UK researchers have pinpointed how drug resistance emerges in a parasitic worm, providing crucial data for tracking resistant variants in the field.
Researchers used genetic crosses, drug selection and whole genome sequencing to map the genes linked to drug resistance of the parasitic worm, Haemonchus contortus, for the first time.
Drug resistance in parasitic worms poses a serious threat to global efforts to limit the significant health and economic impacts they have on livestock.
In the new study, published in Cell Reports, the team identified a handful of new and known genetic variants for three of the most important drugs used for parasitic worm control.
They pinpointed how drug resistance emerges and providing crucial data for the tracking of resistant variants in the field.
The research, from the Wellcome Sanger Institute, the University of Glasgow and the Moredun Research Institute, lays the foundations for understanding how drug resistance arises and, most importantly, how it can be controlled.
Haemonchus contortus, known as the barber’s pole worm for its distinctive candy-stripe markings, is a species of parasitic worm known as a helminth.
Helminths infects livestock, with countless animals requiring treatment with drugs to control infections each year. Left untreated, infections can result in significant production loss and death.
But widespread resistance to anthelmintic drugs means that in many places certain drugs are ineffective. In the worst-case scenario, some farms harbour parasites resistant to every available treatment.
Drug resistance threatens to add to the already huge costs of helminth infections of livestock, which are responsible for annual production losses of €686 million in Europe alone.
In this new study, scientists set out to discover the genetic basis of drug resistance in H. contortus to the three most important anthelmintic drug classes used to control helminths in both humans and animals.
To pinpoint the genes involved, the Moredun Research Institute crossed drug-susceptible and multidrug-resistant strains of the parasite, followed by drug treatment using either fenbendazole, levamisole or ivermectin.
Whole genome sequencing of the crossed parasites was undertaken at the Wellcome Sanger Institute.
Analysis of the genomes of parasites sampled before and after drug treatment, together with genomic data from parasites sampled around the world, allowed the researchers to pinpoint a small number of new and known genes implicated in drug resistance.

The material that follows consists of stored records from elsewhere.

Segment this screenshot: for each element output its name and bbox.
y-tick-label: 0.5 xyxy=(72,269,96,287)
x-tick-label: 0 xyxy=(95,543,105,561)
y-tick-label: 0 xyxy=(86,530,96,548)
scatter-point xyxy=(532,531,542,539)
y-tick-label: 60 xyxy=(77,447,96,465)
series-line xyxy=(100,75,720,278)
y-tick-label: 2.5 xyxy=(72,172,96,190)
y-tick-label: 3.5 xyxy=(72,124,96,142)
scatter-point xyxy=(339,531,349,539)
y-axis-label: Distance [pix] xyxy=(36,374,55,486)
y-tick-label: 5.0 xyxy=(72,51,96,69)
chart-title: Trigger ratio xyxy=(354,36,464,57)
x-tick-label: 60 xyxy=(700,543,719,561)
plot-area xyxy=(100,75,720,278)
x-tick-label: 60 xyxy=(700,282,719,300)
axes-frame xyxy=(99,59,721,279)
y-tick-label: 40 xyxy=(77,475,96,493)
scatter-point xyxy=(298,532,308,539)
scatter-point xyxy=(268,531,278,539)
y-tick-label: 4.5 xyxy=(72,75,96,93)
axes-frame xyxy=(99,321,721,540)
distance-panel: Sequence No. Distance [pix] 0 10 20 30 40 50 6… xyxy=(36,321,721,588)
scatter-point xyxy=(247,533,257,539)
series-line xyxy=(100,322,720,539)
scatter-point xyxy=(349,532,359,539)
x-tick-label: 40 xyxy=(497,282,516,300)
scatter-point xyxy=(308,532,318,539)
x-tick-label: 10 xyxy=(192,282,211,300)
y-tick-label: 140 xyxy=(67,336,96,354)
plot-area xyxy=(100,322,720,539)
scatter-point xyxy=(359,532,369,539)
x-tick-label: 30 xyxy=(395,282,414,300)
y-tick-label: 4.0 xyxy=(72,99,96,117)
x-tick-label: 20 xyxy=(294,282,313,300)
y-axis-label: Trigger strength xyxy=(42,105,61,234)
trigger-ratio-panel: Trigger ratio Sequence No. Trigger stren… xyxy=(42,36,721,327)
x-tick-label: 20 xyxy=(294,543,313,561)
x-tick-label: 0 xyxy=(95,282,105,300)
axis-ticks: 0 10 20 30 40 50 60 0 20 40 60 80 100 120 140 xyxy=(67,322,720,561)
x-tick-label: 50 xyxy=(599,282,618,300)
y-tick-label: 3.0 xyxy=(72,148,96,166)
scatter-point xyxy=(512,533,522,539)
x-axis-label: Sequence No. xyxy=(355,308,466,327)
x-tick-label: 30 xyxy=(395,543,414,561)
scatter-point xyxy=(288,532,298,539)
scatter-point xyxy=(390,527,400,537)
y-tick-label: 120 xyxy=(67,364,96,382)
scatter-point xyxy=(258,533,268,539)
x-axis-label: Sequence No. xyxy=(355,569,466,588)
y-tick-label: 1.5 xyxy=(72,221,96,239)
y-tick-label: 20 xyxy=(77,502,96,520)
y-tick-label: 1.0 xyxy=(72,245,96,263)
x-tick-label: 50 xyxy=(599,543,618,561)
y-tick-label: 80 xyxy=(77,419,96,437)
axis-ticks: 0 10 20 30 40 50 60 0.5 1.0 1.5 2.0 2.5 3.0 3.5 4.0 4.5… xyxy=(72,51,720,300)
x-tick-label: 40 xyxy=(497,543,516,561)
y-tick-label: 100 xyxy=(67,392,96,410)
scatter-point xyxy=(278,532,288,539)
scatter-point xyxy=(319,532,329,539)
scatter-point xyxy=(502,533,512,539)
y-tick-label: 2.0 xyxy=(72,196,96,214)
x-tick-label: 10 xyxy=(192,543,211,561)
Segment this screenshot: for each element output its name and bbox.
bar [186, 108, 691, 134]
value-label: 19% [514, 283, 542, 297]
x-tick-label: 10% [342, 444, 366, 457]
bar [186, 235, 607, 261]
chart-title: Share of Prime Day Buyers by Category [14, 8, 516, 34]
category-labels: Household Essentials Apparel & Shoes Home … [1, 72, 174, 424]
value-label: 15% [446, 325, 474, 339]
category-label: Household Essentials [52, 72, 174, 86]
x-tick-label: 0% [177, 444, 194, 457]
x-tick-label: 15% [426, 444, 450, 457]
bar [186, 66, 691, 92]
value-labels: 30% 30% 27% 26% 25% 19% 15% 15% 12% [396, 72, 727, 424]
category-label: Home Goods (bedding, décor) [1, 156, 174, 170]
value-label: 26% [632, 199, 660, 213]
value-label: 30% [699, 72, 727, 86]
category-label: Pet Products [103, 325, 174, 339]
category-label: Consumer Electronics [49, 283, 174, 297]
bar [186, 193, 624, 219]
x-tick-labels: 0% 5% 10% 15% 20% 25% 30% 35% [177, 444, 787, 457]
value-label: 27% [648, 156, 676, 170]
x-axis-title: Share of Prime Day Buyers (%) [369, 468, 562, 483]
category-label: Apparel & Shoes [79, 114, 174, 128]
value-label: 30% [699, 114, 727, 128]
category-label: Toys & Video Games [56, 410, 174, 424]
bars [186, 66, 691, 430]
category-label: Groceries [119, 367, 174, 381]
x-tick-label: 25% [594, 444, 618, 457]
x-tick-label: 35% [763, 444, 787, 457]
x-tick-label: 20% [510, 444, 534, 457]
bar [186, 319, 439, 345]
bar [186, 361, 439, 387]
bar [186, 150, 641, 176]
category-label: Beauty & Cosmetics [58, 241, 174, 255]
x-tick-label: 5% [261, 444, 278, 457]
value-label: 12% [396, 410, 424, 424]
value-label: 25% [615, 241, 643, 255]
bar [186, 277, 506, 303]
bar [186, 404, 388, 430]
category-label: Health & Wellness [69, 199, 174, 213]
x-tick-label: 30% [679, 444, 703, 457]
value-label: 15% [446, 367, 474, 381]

Molecular and drug treatment analyses using the free-living model worm Caenorhabditis elegans at the University of Glasgow further validated the genomic findings.
Dr Roz Laing, from the University of Glasgow, said helminth infections had a huge economic and health burden in the UK and across the world.
"In people and animals, treatment relies on a small number of anthelmintic drugs, all of which were initially developed for veterinary use," Dr Laing said.
"Alarmingly, we now see widespread resistance to these drugs in livestock and pets, highlighting a need for more strategic use and earlier detection of resistance to maintain drug efficacy.
"Identifying the genes involved in resistance to three different drugs in an economically important species like Haemonchus contortus is an important step forward.”